JoseCuervo
New member
This is just silly... First they are destroyed, and now 4 weeks later, they re-appear. Dubya can't evan organize a decent cover-up....
Bush's military payroll records, thought to be destroyed, surface:
WASHINGTON (AFP) Jul 24, 2004
President George W. Bush's missing payroll records from the period when he served in the Air National Guard during the Vietnam War surfaced here weeks after officials said they had been accidently destroyed, US media reported.
The records however do not resolve key questions over whether Bush did -- or did not -- show up for military duty in Alabama the period between May 1972 and May 1973, the Washington Post and the New York Times reported Saturday.
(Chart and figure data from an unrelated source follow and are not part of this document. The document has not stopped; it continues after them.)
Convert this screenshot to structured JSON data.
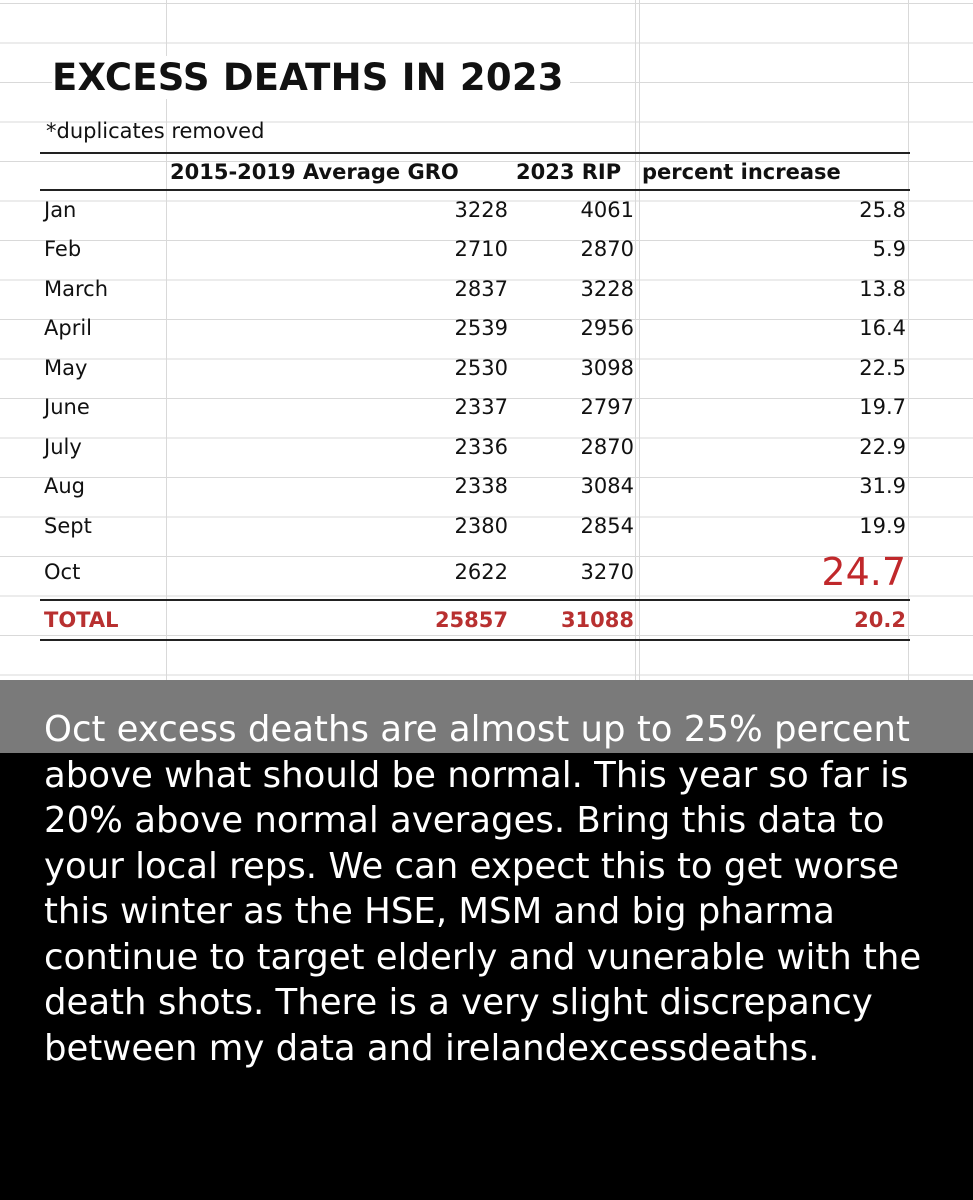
{
  "title": "EXCESS DEATHS IN 2023",
  "subtitle": "*duplicates removed",
  "headers": [
    "",
    "2015-2019 Average GRO",
    "2023 RIP",
    "percent increase"
  ],
  "rows": [
    {
      "month": "Jan",
      "avg": "3228",
      "rip": "4061",
      "pct": "25.8"
    },
    {
      "month": "Feb",
      "avg": "2710",
      "rip": "2870",
      "pct": "5.9"
    },
    {
      "month": "March",
      "avg": "2837",
      "rip": "3228",
      "pct": "13.8"
    },
    {
      "month": "April",
      "avg": "2539",
      "rip": "2956",
      "pct": "16.4"
    },
    {
      "month": "May",
      "avg": "2530",
      "rip": "3098",
      "pct": "22.5"
    },
    {
      "month": "June",
      "avg": "2337",
      "rip": "2797",
      "pct": "19.7"
    },
    {
      "month": "July",
      "avg": "2336",
      "rip": "2870",
      "pct": "22.9"
    },
    {
      "month": "Aug",
      "avg": "2338",
      "rip": "3084",
      "pct": "31.9"
    },
    {
      "month": "Sept",
      "avg": "2380",
      "rip": "2854",
      "pct": "19.9"
    },
    {
      "month": "Oct",
      "avg": "2622",
      "rip": "3270",
      "pct": "24.7"
    }
  ],
  "total": {
    "label": "TOTAL",
    "avg": "25857",
    "rip": "31088",
    "pct": "20.2"
  },
  "highlight_color": "#c0282b",
  "caption": "Oct excess deaths are almost up to 25% percent above what should be normal. This year so far is 20% above normal averages. Bring this data to your local reps. We can expect this to get worse this winter as the HSE, MSM and big pharma continue to target elderly and vunerable with the death shots. There is a very slight discrepancy between my data and irelandexcessdeaths."
}
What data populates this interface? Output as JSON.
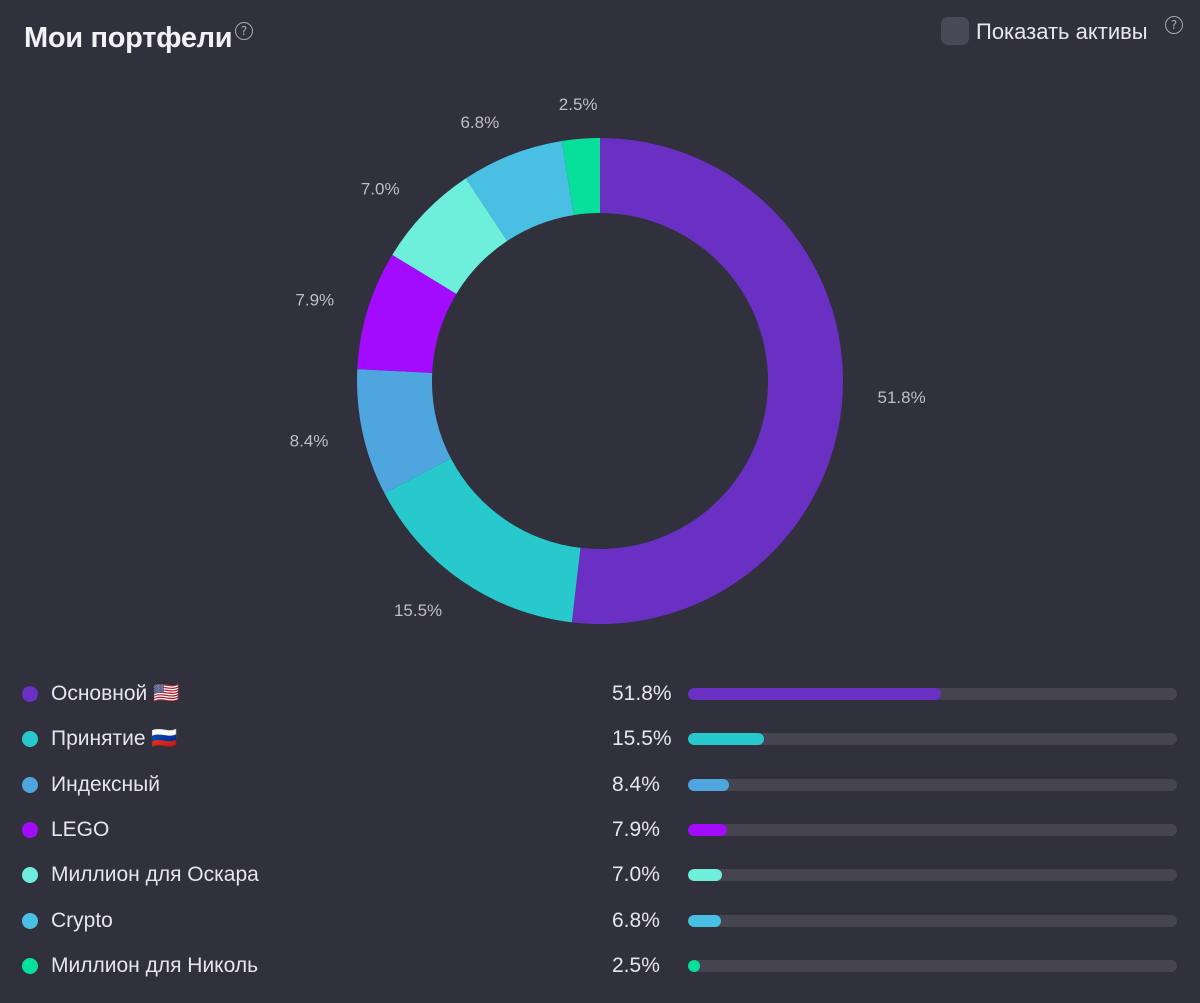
{
  "header": {
    "title": "Мои портфели",
    "title_help": "?",
    "toggle_label": "Показать активы",
    "toggle_help": "?",
    "toggle_checked": false
  },
  "chart_data": {
    "type": "pie",
    "donut": true,
    "legend_placement": "bottom",
    "series": [
      {
        "name": "Основной 🇺🇸",
        "value": 51.8,
        "label": "51.8%",
        "color": "#6930c3"
      },
      {
        "name": "Принятие 🇷🇺",
        "value": 15.5,
        "label": "15.5%",
        "color": "#28c9cd"
      },
      {
        "name": "Индексный",
        "value": 8.4,
        "label": "8.4%",
        "color": "#4fa5de"
      },
      {
        "name": "LEGO",
        "value": 7.9,
        "label": "7.9%",
        "color": "#a20bff"
      },
      {
        "name": "Миллион для Оскара",
        "value": 7.0,
        "label": "7.0%",
        "color": "#6eefdc"
      },
      {
        "name": "Crypto",
        "value": 6.8,
        "label": "6.8%",
        "color": "#48bfe3"
      },
      {
        "name": "Миллион для Николь",
        "value": 2.5,
        "label": "2.5%",
        "color": "#06e09a"
      }
    ]
  }
}
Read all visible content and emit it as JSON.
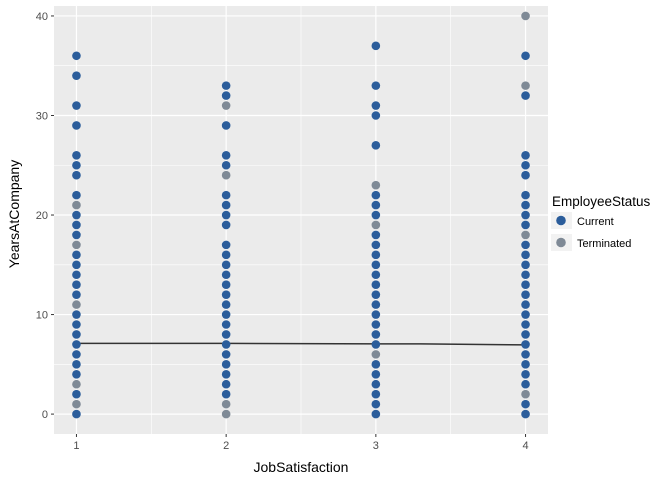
{
  "chart_data": {
    "type": "scatter",
    "xlabel": "JobSatisfaction",
    "ylabel": "YearsAtCompany",
    "x_ticks": [
      1,
      2,
      3,
      4
    ],
    "y_ticks": [
      0,
      10,
      20,
      30,
      40
    ],
    "xlim": [
      0.85,
      4.15
    ],
    "ylim": [
      -2,
      41
    ],
    "grid": true,
    "legend": {
      "title": "EmployeeStatus",
      "position": "right",
      "entries": [
        "Current",
        "Terminated"
      ]
    },
    "colors": {
      "Current": "#2b5d9b",
      "Terminated": "#7f8a96",
      "trend": "#333333",
      "panel": "#ebebeb",
      "grid": "#ffffff"
    },
    "series": [
      {
        "name": "Current",
        "points": [
          [
            1,
            0
          ],
          [
            1,
            2
          ],
          [
            1,
            4
          ],
          [
            1,
            5
          ],
          [
            1,
            6
          ],
          [
            1,
            7
          ],
          [
            1,
            8
          ],
          [
            1,
            9
          ],
          [
            1,
            10
          ],
          [
            1,
            12
          ],
          [
            1,
            13
          ],
          [
            1,
            14
          ],
          [
            1,
            15
          ],
          [
            1,
            16
          ],
          [
            1,
            18
          ],
          [
            1,
            19
          ],
          [
            1,
            20
          ],
          [
            1,
            22
          ],
          [
            1,
            24
          ],
          [
            1,
            25
          ],
          [
            1,
            26
          ],
          [
            1,
            29
          ],
          [
            1,
            31
          ],
          [
            1,
            34
          ],
          [
            1,
            36
          ],
          [
            2,
            2
          ],
          [
            2,
            3
          ],
          [
            2,
            4
          ],
          [
            2,
            5
          ],
          [
            2,
            6
          ],
          [
            2,
            7
          ],
          [
            2,
            8
          ],
          [
            2,
            9
          ],
          [
            2,
            10
          ],
          [
            2,
            11
          ],
          [
            2,
            12
          ],
          [
            2,
            13
          ],
          [
            2,
            14
          ],
          [
            2,
            15
          ],
          [
            2,
            16
          ],
          [
            2,
            17
          ],
          [
            2,
            19
          ],
          [
            2,
            20
          ],
          [
            2,
            21
          ],
          [
            2,
            22
          ],
          [
            2,
            25
          ],
          [
            2,
            26
          ],
          [
            2,
            29
          ],
          [
            2,
            32
          ],
          [
            2,
            33
          ],
          [
            3,
            0
          ],
          [
            3,
            1
          ],
          [
            3,
            2
          ],
          [
            3,
            3
          ],
          [
            3,
            4
          ],
          [
            3,
            5
          ],
          [
            3,
            7
          ],
          [
            3,
            8
          ],
          [
            3,
            9
          ],
          [
            3,
            10
          ],
          [
            3,
            11
          ],
          [
            3,
            12
          ],
          [
            3,
            13
          ],
          [
            3,
            14
          ],
          [
            3,
            15
          ],
          [
            3,
            16
          ],
          [
            3,
            17
          ],
          [
            3,
            18
          ],
          [
            3,
            20
          ],
          [
            3,
            21
          ],
          [
            3,
            22
          ],
          [
            3,
            27
          ],
          [
            3,
            30
          ],
          [
            3,
            31
          ],
          [
            3,
            33
          ],
          [
            3,
            37
          ],
          [
            4,
            0
          ],
          [
            4,
            1
          ],
          [
            4,
            3
          ],
          [
            4,
            4
          ],
          [
            4,
            5
          ],
          [
            4,
            6
          ],
          [
            4,
            7
          ],
          [
            4,
            8
          ],
          [
            4,
            9
          ],
          [
            4,
            10
          ],
          [
            4,
            11
          ],
          [
            4,
            12
          ],
          [
            4,
            13
          ],
          [
            4,
            14
          ],
          [
            4,
            15
          ],
          [
            4,
            16
          ],
          [
            4,
            17
          ],
          [
            4,
            19
          ],
          [
            4,
            20
          ],
          [
            4,
            21
          ],
          [
            4,
            22
          ],
          [
            4,
            24
          ],
          [
            4,
            25
          ],
          [
            4,
            26
          ],
          [
            4,
            32
          ],
          [
            4,
            36
          ]
        ]
      },
      {
        "name": "Terminated",
        "points": [
          [
            1,
            1
          ],
          [
            1,
            3
          ],
          [
            1,
            11
          ],
          [
            1,
            17
          ],
          [
            1,
            21
          ],
          [
            2,
            0
          ],
          [
            2,
            1
          ],
          [
            2,
            24
          ],
          [
            2,
            31
          ],
          [
            3,
            6
          ],
          [
            3,
            19
          ],
          [
            3,
            23
          ],
          [
            4,
            2
          ],
          [
            4,
            18
          ],
          [
            4,
            33
          ],
          [
            4,
            40
          ]
        ]
      }
    ],
    "trend": [
      [
        1,
        7.1
      ],
      [
        2,
        7.1
      ],
      [
        3.3,
        7.05
      ],
      [
        4,
        6.95
      ]
    ]
  }
}
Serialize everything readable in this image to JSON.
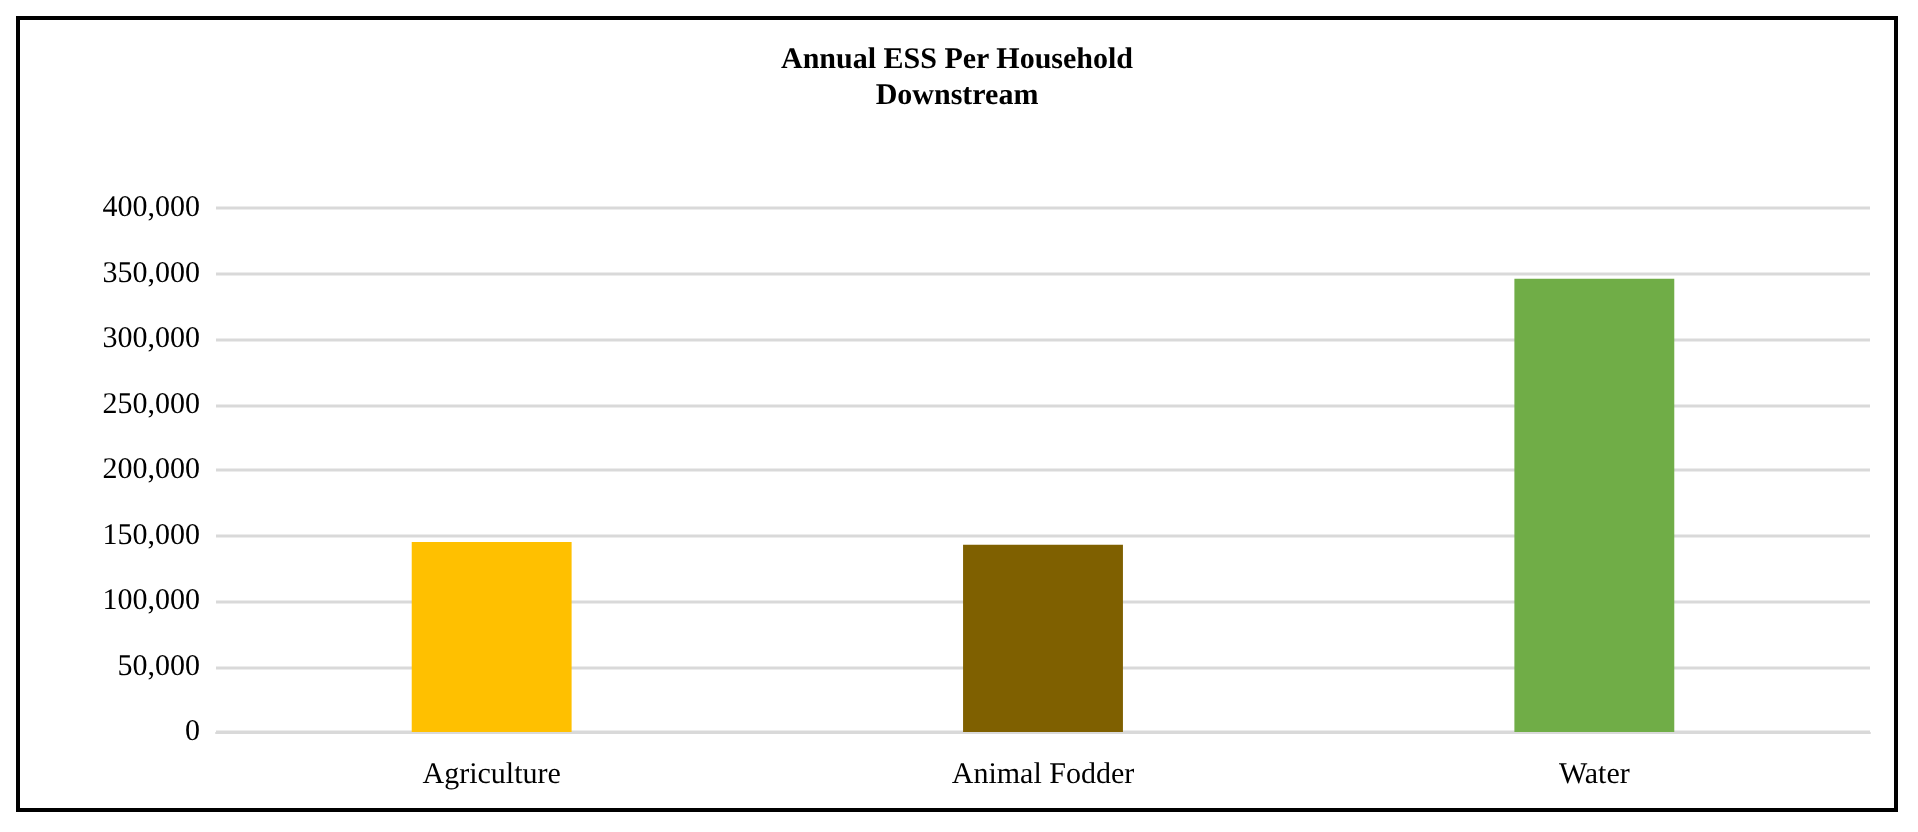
{
  "chart_data": {
    "type": "bar",
    "title": "Annual ESS Per Household\nDownstream",
    "categories": [
      "Agriculture",
      "Animal Fodder",
      "Water"
    ],
    "values": [
      145000,
      143000,
      346000
    ],
    "colors": [
      "#ffc000",
      "#7f6000",
      "#70ad47"
    ],
    "ylim": [
      0,
      400000
    ],
    "yticks": [
      0,
      {
        "value": 50000,
        "label": "50,000"
      },
      {
        "value": 100000,
        "label": "100,000"
      },
      {
        "value": 150000,
        "label": "150,000"
      },
      {
        "value": 200000,
        "label": "200,000"
      },
      {
        "value": 250000,
        "label": "250,000"
      },
      {
        "value": 300000,
        "label": "300,000"
      },
      {
        "value": 350000,
        "label": "350,000"
      },
      {
        "value": 400000,
        "label": "400,000"
      }
    ],
    "grid": "y"
  }
}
No other Guard member at the time remembers seeing Bush in Alabama, and Democrats accuse him of skipping military duty at a time when thousands of drafted Americans were risking their lives in Vietnam.
The Pentagon released copies of Bush's payroll covering the first quarter of 1969 -- when Bush served in the Texas Air National Guard, and the third quarter of 1972 -- when he had already transferred to the National Guard in the southern state of Alabama to work on the US senate campaign of a family friend.
The records show what Bush military records the White House released earlier had already shown: that Bush did not perform service in the third quarter of 1972, when he left his Texas Air National Guard unit to transfer to Alabama.
Various US news organizations, including the Post and the Times, sought Bush's records from the Pentagon's Office of Freedom of Information and Security Review.
In early July the Pentagon said the payroll records stored in Denver, Colorado, of numerous National Guard members were destroyed in 1996 and 1997 in a project to salvage deteriorating microfilm, and that no back-up paper copies have been found.
But Friday Pentagon officials said the early announcement was due to a mix up over boxes of old records.
"We're talking about a 30-year-old manual process for managing records," Bryan Hubbard, a spokesman for the Defense Finance and Accounting Service, told the Post. "That process has since been replaced."
The White House insists that Bush fulfilled his National Guard commitments, and note his 1973 honorable discharge from service.
Bush's service during the Vietnam war has become an election-year issue, especially among Democrats, who point out that Democratic presidential hopeful John Kerry is a decorated Vietnam war veteran.